Naivasha District Hospital will soon have a unit to accelerate palliative care service delivery in the region after the team received 40gms of morphine, some tools and reading materials from Kenya Hospices and Palliative Care Association (KEHPCA) alongside furniture courtesy of funds from Hospice Care Kenya (HCK) to equip their unit.
The HCK funds raised through a BBC radio appeal in September 2012 by Mike Wooldridge that featured the plight of children suffering from life threatening illness in Kenya aim at supporting integration/strengthening Pediatric Palliative Care in three hospitals namely Homa Bay, Kisii and Naivasha.
Being one the hospitals set to integrate paediatric palliative care, the team from Naivasha happily received the chairs alongside other furniture to enhance office operations at the unit.
Sharing the progress, palliative care nurse Mary Gacheru said palliative care has been ongoing within the hospital despite not having a designated room to see patients, a challenge occasioned by the new devolution system on governance in the country.
“We are trying to ensure that nurses know that palliative care is part of health care that patients with pain and other distressing symptoms from life limiting illnesses need by guiding them on how to go about it,” said Gacheru.
Despite the limited time she has due to many duties at the hospital, Gacheru said they have no excuse of not seeing patients, both adults and children who need this (palliative) care.
“These reading materials will go a long way in helping us understand more on dosage, especially morphine and other palliative care knowledge that would improve our service delivery,” she said.
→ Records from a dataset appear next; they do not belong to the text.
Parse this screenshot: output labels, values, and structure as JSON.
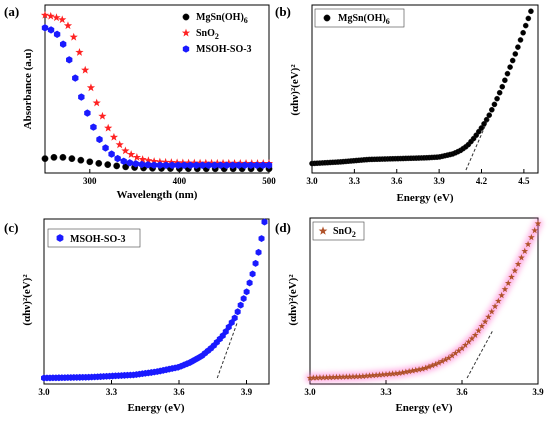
{
  "chart_data": [
    {
      "panel_label": "(a)",
      "type": "line",
      "xlabel": "Wavelength (nm)",
      "ylabel": "Absorbance (a.u)",
      "xlim": [
        250,
        500
      ],
      "ylim": [
        0,
        1
      ],
      "xticks": [
        "300",
        "400",
        "500"
      ],
      "yticks": [],
      "legend_position": "top-right",
      "series": [
        {
          "name": "MgSn(OH)",
          "name_sub": "6",
          "marker": "circle",
          "color": "#000000",
          "x": [
            250,
            260,
            265,
            270,
            280,
            290,
            300,
            310,
            320,
            330,
            340,
            350,
            360,
            370,
            380,
            400,
            420,
            450,
            480,
            500
          ],
          "y": [
            0.072,
            0.08,
            0.082,
            0.08,
            0.072,
            0.062,
            0.052,
            0.042,
            0.034,
            0.026,
            0.02,
            0.016,
            0.013,
            0.011,
            0.01,
            0.009,
            0.008,
            0.008,
            0.008,
            0.008
          ]
        },
        {
          "name": "SnO",
          "name_sub": "2",
          "marker": "star",
          "color": "#ff2222",
          "x": [
            250,
            260,
            270,
            275,
            280,
            285,
            290,
            295,
            300,
            310,
            320,
            330,
            340,
            350,
            360,
            370,
            380,
            400,
            420,
            450,
            480,
            500
          ],
          "y": [
            0.98,
            0.97,
            0.95,
            0.92,
            0.87,
            0.8,
            0.72,
            0.63,
            0.54,
            0.39,
            0.27,
            0.18,
            0.12,
            0.085,
            0.065,
            0.055,
            0.05,
            0.046,
            0.044,
            0.043,
            0.042,
            0.042
          ]
        },
        {
          "name": "MSOH-SO-3",
          "name_sub": "",
          "marker": "hexagon",
          "color": "#1a1aff",
          "x": [
            250,
            260,
            265,
            270,
            275,
            280,
            285,
            290,
            300,
            310,
            320,
            330,
            340,
            350,
            360,
            370,
            380,
            400,
            420,
            450,
            480,
            500
          ],
          "y": [
            0.9,
            0.88,
            0.85,
            0.8,
            0.73,
            0.65,
            0.56,
            0.47,
            0.32,
            0.2,
            0.12,
            0.075,
            0.05,
            0.04,
            0.034,
            0.031,
            0.03,
            0.03,
            0.03,
            0.03,
            0.03,
            0.03
          ]
        }
      ]
    },
    {
      "panel_label": "(b)",
      "type": "scatter",
      "xlabel": "Energy (eV)",
      "ylabel": "(αhν)²(eV)²",
      "xlim": [
        3.0,
        4.6
      ],
      "ylim": [
        0,
        1
      ],
      "xticks": [
        "3.0",
        "3.3",
        "3.6",
        "3.9",
        "4.2",
        "4.5"
      ],
      "legend_position": "top-left",
      "series": [
        {
          "name": "MgSn(OH)",
          "name_sub": "6",
          "marker": "circle",
          "color": "#000000",
          "x": [
            3.0,
            3.2,
            3.4,
            3.6,
            3.8,
            3.9,
            4.0,
            4.05,
            4.1,
            4.15,
            4.2,
            4.25,
            4.3,
            4.35,
            4.4,
            4.45,
            4.5,
            4.55
          ],
          "y": [
            0.04,
            0.05,
            0.065,
            0.07,
            0.075,
            0.08,
            0.1,
            0.12,
            0.15,
            0.2,
            0.26,
            0.33,
            0.42,
            0.52,
            0.63,
            0.74,
            0.86,
            0.98
          ]
        }
      ],
      "tangent": {
        "x": [
          4.09,
          4.25
        ],
        "y": [
          0.0,
          0.32
        ]
      }
    },
    {
      "panel_label": "(c)",
      "type": "scatter",
      "xlabel": "Energy (eV)",
      "ylabel": "(αhν)²(eV)²",
      "xlim": [
        3.0,
        4.0
      ],
      "ylim": [
        0,
        1
      ],
      "xticks": [
        "3.0",
        "3.3",
        "3.6",
        "3.9"
      ],
      "legend_position": "top-left",
      "series": [
        {
          "name": "MSOH-SO-3",
          "name_sub": "",
          "marker": "hexagon",
          "color": "#1a1aff",
          "x": [
            3.0,
            3.2,
            3.4,
            3.5,
            3.6,
            3.65,
            3.7,
            3.75,
            3.8,
            3.85,
            3.9,
            3.93,
            3.96,
            3.98
          ],
          "y": [
            0.0,
            0.005,
            0.02,
            0.04,
            0.07,
            0.1,
            0.14,
            0.2,
            0.28,
            0.39,
            0.55,
            0.68,
            0.84,
            1.0
          ]
        }
      ],
      "tangent": {
        "x": [
          3.77,
          3.86
        ],
        "y": [
          0.0,
          0.36
        ]
      }
    },
    {
      "panel_label": "(d)",
      "type": "scatter",
      "xlabel": "Energy (eV)",
      "ylabel": "(αhν)²(eV)²",
      "xlim": [
        3.0,
        3.9
      ],
      "ylim": [
        0,
        1
      ],
      "xticks": [
        "3.0",
        "3.3",
        "3.6",
        "3.9"
      ],
      "legend_position": "top-left",
      "series": [
        {
          "name": "SnO",
          "name_sub": "2",
          "marker": "star",
          "color": "#b0522a",
          "x": [
            3.0,
            3.2,
            3.35,
            3.45,
            3.5,
            3.55,
            3.6,
            3.65,
            3.7,
            3.75,
            3.8,
            3.85,
            3.9
          ],
          "y": [
            0.0,
            0.01,
            0.03,
            0.06,
            0.09,
            0.13,
            0.19,
            0.27,
            0.38,
            0.51,
            0.66,
            0.82,
            0.99
          ]
        }
      ],
      "tangent": {
        "x": [
          3.62,
          3.72
        ],
        "y": [
          0.0,
          0.3
        ]
      }
    }
  ]
}
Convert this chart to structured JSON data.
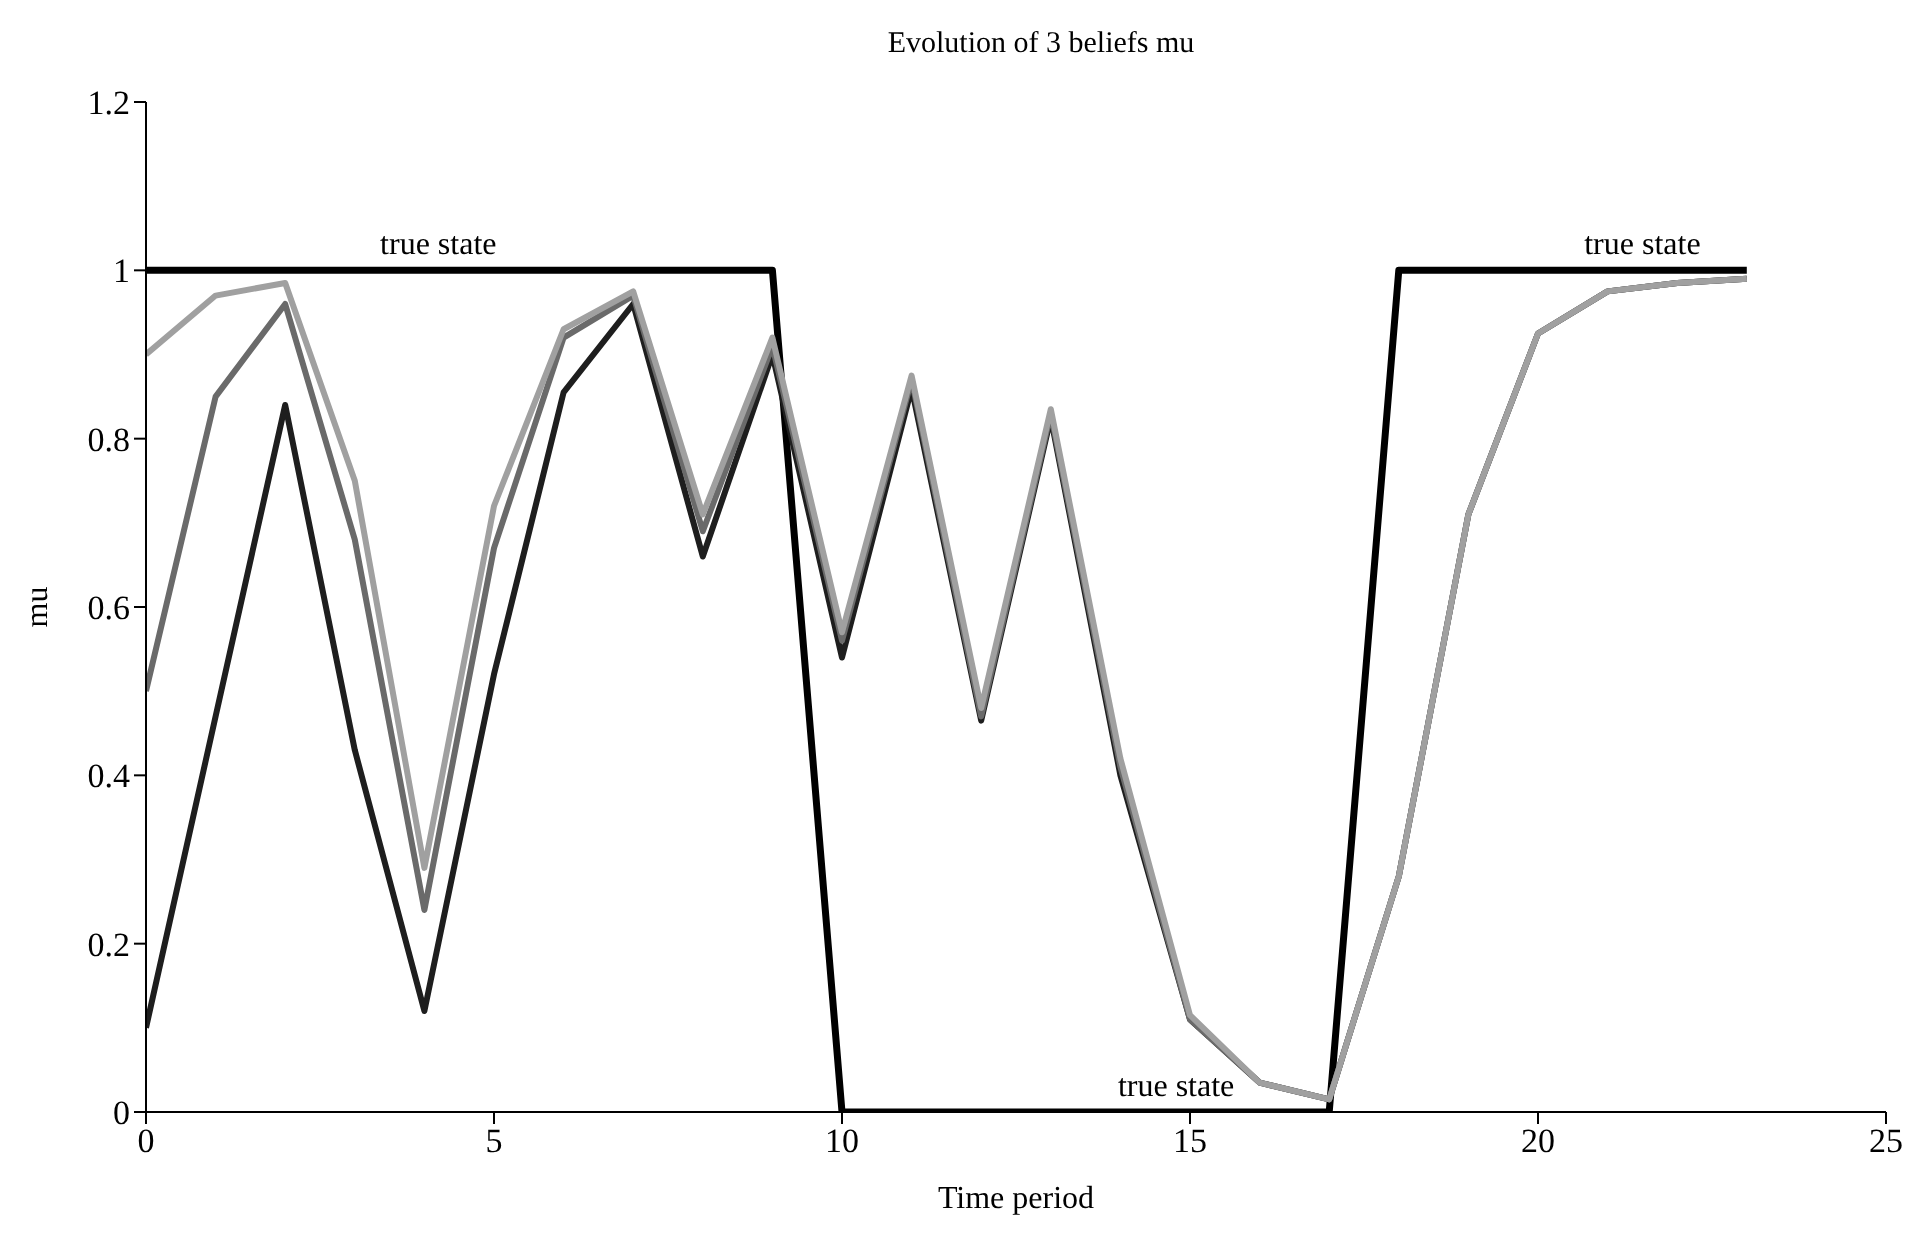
{
  "chart_data": {
    "type": "line",
    "title": "Evolution of 3 beliefs mu",
    "xlabel": "Time period",
    "ylabel": "mu",
    "x": [
      0,
      1,
      2,
      3,
      4,
      5,
      6,
      7,
      8,
      9,
      10,
      11,
      12,
      13,
      14,
      15,
      16,
      17,
      18,
      19,
      20,
      21,
      22,
      23
    ],
    "series": [
      {
        "color": "#000000",
        "values": [
          1,
          1,
          1,
          1,
          1,
          1,
          1,
          1,
          1,
          1,
          0,
          0,
          0,
          0,
          0,
          0,
          0,
          0,
          1,
          1,
          1,
          1,
          1,
          1
        ]
      },
      {
        "color": "#1e1e1e",
        "values": [
          0.1,
          0.47,
          0.84,
          0.43,
          0.12,
          0.52,
          0.855,
          0.96,
          0.66,
          0.9,
          0.54,
          0.86,
          0.465,
          0.825,
          0.4,
          0.11,
          0.035,
          0.015,
          0.28,
          0.71,
          0.925,
          0.975,
          0.985,
          0.99
        ]
      },
      {
        "color": "#6a6a6a",
        "values": [
          0.5,
          0.85,
          0.96,
          0.68,
          0.24,
          0.67,
          0.92,
          0.97,
          0.69,
          0.91,
          0.56,
          0.87,
          0.47,
          0.83,
          0.41,
          0.11,
          0.035,
          0.015,
          0.28,
          0.71,
          0.925,
          0.975,
          0.985,
          0.99
        ]
      },
      {
        "color": "#a0a0a0",
        "values": [
          0.9,
          0.97,
          0.985,
          0.75,
          0.29,
          0.72,
          0.93,
          0.975,
          0.71,
          0.92,
          0.57,
          0.875,
          0.48,
          0.835,
          0.42,
          0.115,
          0.035,
          0.015,
          0.28,
          0.71,
          0.925,
          0.975,
          0.985,
          0.99
        ]
      }
    ],
    "annotations": [
      {
        "text": "true state",
        "x": 4.2,
        "y": 1
      },
      {
        "text": "true state",
        "x": 14.8,
        "y": 0
      },
      {
        "text": "true state",
        "x": 21.5,
        "y": 1
      }
    ],
    "xlim": [
      0,
      25
    ],
    "xticks": [
      0,
      5,
      10,
      15,
      20,
      25
    ],
    "ylim": [
      0,
      1.2
    ],
    "yticks": [
      0,
      0.2,
      0.4,
      0.6,
      0.8,
      1,
      1.2
    ],
    "grid": false,
    "legend": false,
    "marker": "none",
    "line_style": "solid"
  }
}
She said that with the materials and furniture, the set up pace would improve and once the unit fully starts its functions, they have a lot of activities in the pipeline including starting a support group for mothers with cerebral palsy children. “Most parents have no one to sit with and help them tackle the psychological problems they are going through,” she added.
Accompanying her to pick the items was Dr Esther Gitahi, a pharmacist at the hospital who will help in reconstitution of morphine for the unit.
Dr Gitahi said the hospital previously had injectable morphine adding that the 40 grams received from KEHPCA would go a long way to ease the patient’s pain.
She said that most of patients served in the hospital present with pain and other distressing symptoms which they are able manage as much as possible adding that the setting up of a unit will complement their service delivery.
The team said they do counseling to patients with distressing symptoms and hope to reach more once the unit is up and running following existing support from the hospital administration.
The hospital serves patients from Naivasha, Narok, Kiambu and most parts of Nakuru County.